Turkey’s turn to authoritarianism and the Cyprus question were among the issues debated at an event organised yesterday by GUE/NGL in the European Parliament.
Guests at the event entitled “Eastern Mediterranean Furnace – the role of Turkey” discussed the imminent agreement to grant visa-free travel to Europe’s Schengen area for Turkish citizens. The agreement will have to be approved first by the European Parliament.
GUE/NGL President Gabi Zimmer, opening the event, said that this agreement is one of the few tools to influence Turkey:
“While parties of the Left support the principle of visa liberalisation and freedom of movement, we are conflicted in the case of Turkey. The pending agreement between the EU and Turkey on visa-free travel should be used to influence Turkish behaviour for respect of human rights.”
“We are concerned at the clampdown on dissent in Turkey. The removal of parliamentary immunity of over 130 members of the Turkish parliament, targeting Kurdish HDP members in particular, is one among many examples of growing repression in Turkey,” Zimmer stated.

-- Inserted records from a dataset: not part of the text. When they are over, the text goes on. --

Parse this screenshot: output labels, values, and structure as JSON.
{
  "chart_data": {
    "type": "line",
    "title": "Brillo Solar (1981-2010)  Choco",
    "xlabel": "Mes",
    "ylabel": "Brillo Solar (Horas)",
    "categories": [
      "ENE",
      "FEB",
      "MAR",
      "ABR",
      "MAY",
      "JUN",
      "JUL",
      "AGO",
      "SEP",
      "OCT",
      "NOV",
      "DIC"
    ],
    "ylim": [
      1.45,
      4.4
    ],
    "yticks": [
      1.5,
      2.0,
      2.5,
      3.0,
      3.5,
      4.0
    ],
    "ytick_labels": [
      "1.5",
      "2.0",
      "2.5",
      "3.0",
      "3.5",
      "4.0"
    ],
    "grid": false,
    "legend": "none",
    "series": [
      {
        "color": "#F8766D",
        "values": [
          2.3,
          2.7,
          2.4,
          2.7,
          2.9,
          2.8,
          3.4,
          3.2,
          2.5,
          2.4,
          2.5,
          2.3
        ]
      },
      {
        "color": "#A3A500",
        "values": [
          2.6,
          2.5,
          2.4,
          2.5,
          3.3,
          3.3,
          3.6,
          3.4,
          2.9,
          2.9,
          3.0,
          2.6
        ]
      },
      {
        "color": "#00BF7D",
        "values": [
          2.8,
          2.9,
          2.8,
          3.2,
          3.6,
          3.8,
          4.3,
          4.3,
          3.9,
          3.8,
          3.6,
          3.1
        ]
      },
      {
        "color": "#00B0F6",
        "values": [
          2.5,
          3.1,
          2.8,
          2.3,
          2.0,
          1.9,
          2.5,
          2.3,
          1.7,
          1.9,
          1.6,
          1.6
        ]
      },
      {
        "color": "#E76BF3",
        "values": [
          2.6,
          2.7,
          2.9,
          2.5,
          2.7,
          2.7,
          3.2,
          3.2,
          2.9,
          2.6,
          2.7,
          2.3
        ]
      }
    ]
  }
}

The German MEP contended that the EU-Turkey deal strengthened Erdogan’s rule and weakened democratic voices in Turkish society. The EU must do all it can to support Turkish civil society struggling for democracy and freedom of speech.
Andros Kyprianou, General Secretary of AKEL in Cyprus reasoned that Turkey will apply the leverage it has with the flow of refugees to Europe to get an agreement on visa-free travel from the EU:
“This issue is of deep concern to Cyprus and of course AKEL since Turkey continues for 42 years to occupy 37% of the territory of Cyprus and to implement policies of colonisation and assimilation. Turkey also refuses to implement the Ankara Protocol, to recognise the Republic of Cyprus as one of the 28 EU member states and to fully comply with its Cyprus-related obligations.”
“The complete fulfilment of all the criteria for the lifting of visas for Turkish citizens constitutes an essential prerequisite before any decision is taken. As AKEL, we expect that the European institutions will adhere to a principled position,” Kyprianou continued.
Ahmet Insel, Professor of Economy and Political Science at Galatasaray University, characterised the path Erdogan is taking Turkey as autocratic:
“Tayyip Erdogan is the President of a state that does not justify calling itself a democracy. He is transforming Turkey into an autocratic state leading the Turkish people into a chaos where he is the sole winner.”
The German parliament recently voted to recognise the Armenian genocide. The Turkish government angrily denounced the vote as “null and void,” and Erdogan recalled his ambassador in Germany back to Ankara for consultations.
One of the German MPs voting for the symbolic resolution was Sevim Dagdelen of Die Linke who herself is of Turkish descent. In a video statement Dagdelen condemned in strong terms Erdogan’s reaction to the vote and his suggestion that the 11 lawmakers [of Turkish origin] should undergo blood tests to see “what kind of Turks they are.” The German lawmakers also received death threats:
“Anyone in Turkey who calls for violence against members of the German parliament should get an entry ban to Germany. This includes President Erdogan.”
Dagdelen argued for a freeze in the Turkish process of accession to the EU for as long as these issues are not solved.
Toumazos Tsielepis, member of the Political Bureau of AKEL, international law expert and former member of the Cypriot negotiating team, concluded the event with an analysis of the current state of play in the negotiations for an end to the Turkish occupation, giving a more optimistic outlook of the constructive role Turkey can play for a peaceful resolution to the conflict.
Tsielepis held that the status quo is not beneficial to Turkey and that the country has serious incentives to cooperate, citing the gas findings in Cyrpus’ waters, which can only be exported via Turkey if a deal is agreed.